In this context, Amazon's strategic goal is to develop financial service products. In order to achieve these goals, there have been some tools that the Company has established and adopted, and it has also launched these tools: Increasing the number of salesmen on Amazon, increasing the sales of the sellers and increasing the number of customers on Amazon and ensuring that customers spend more. To summarize Amazon's strategy in financial services, its main goal is actually from both sides; To increase participation on both the vendor and the customer side. However, Amazon has also made financial technology investments, which consist of business partners that the Company can achieve its main strategic goal, and the focus of these investments has been parallel to this, mostly international points (Mexico, India, etc.) All these findings show that, Amazon actually does not act like a traditional bank. On the contrary, Amazon has adapted these inferences to both its sellers and customers by taking the most basic features of a traditional bank. At this point, Amazon has built a bank, which is suitable for itself.
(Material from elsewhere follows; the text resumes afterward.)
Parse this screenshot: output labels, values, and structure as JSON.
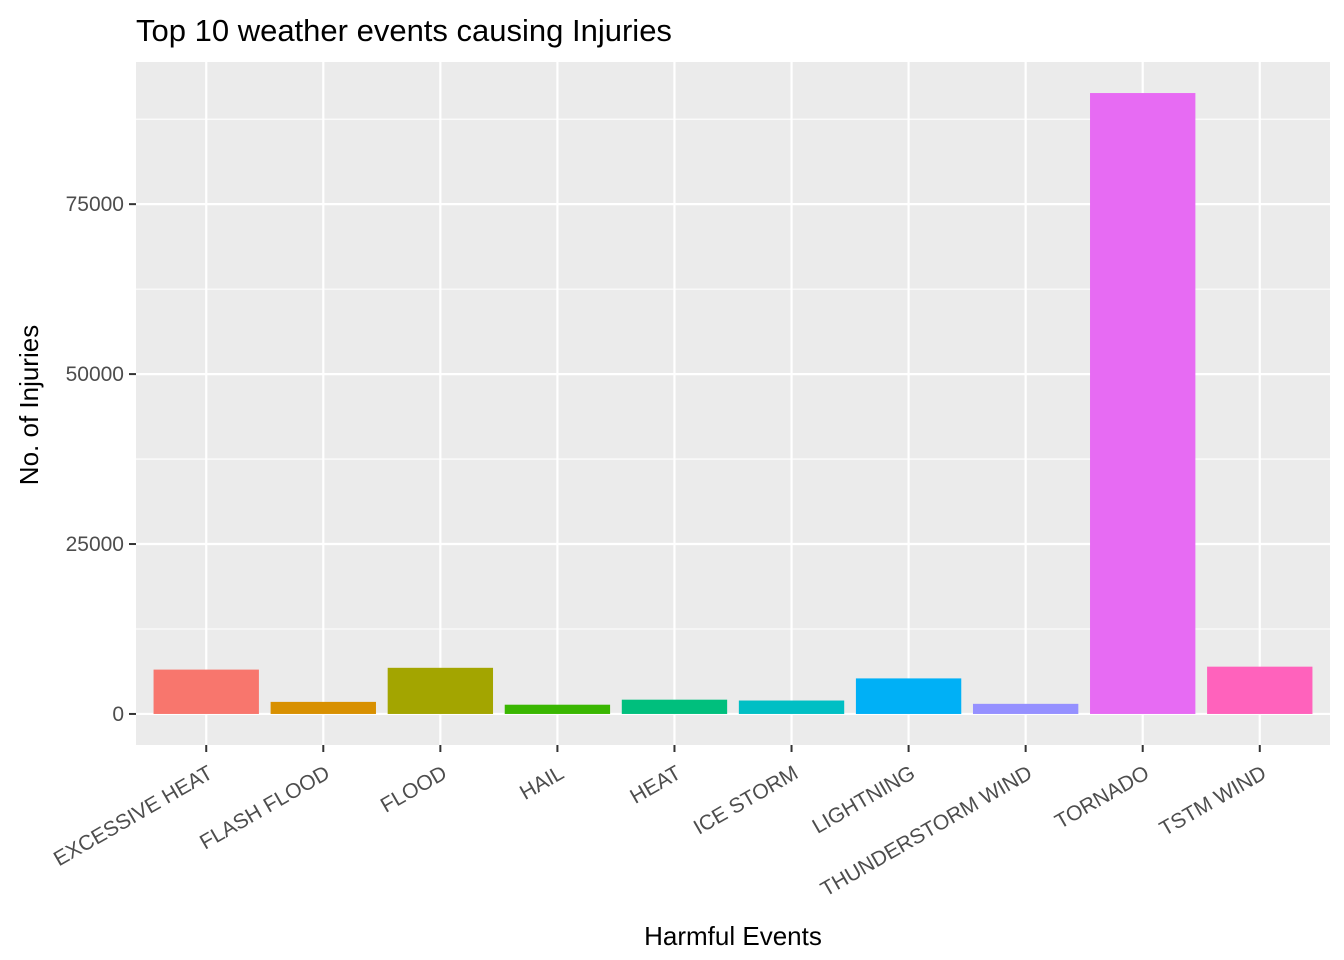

Many institutions in Turkey has entered the Digital Financialization process, in order to meet its financial needs in the short, medium and long term and to place its business models on a more technological infrastructure of the customer base they have, dealer networks, online / offline management of the channel. For example, with the banking services offered by the institution; The dealers / suppliers of the institution can spend their premiums and progress payments anywhere with financial products such as digital wallets or prepaid cards without going to any bank, and can benefit from instant discounts at contracted points. Thanks to this system that makes money more valuable in the ecosystem, institutions can gain 360 degree customer / dealer ownership. Factors such as development costs of Fintech products and services, qualified human resources required for innovative projects, risk management, regulatory compliance and fraud prevention make this process costly and time-consuming; makes Fintech companies that have adopted the vision of financial technology service platform provider (FaaS) the best possible solution partner today. Strategic solution partnerships with FaaS companies have many positive effects on Creating new revenue items for the institution, providing easier access to its customer base and potential customers, and increasing existing customer / dealer loyalty through data tracking.
On the developments in the banking legislation referred to as PSD2 in Europe, Turkey has been a lot of positive impact, and continues to do so. With the expansion of the scope of Open Banking, which is defined as allowing banks to allow fintechs or third-party institutions to develop financial services with the APIs they offer, and banks become more meaningful data sharing; The customers will be able to share their data in the bank with the 3rd parties that they allow, as they will have full control over their data. In this way, we will see that products that are more innovative and support the customer experience enter our lives in the near term by diversifying and expanding with the FaaS business model.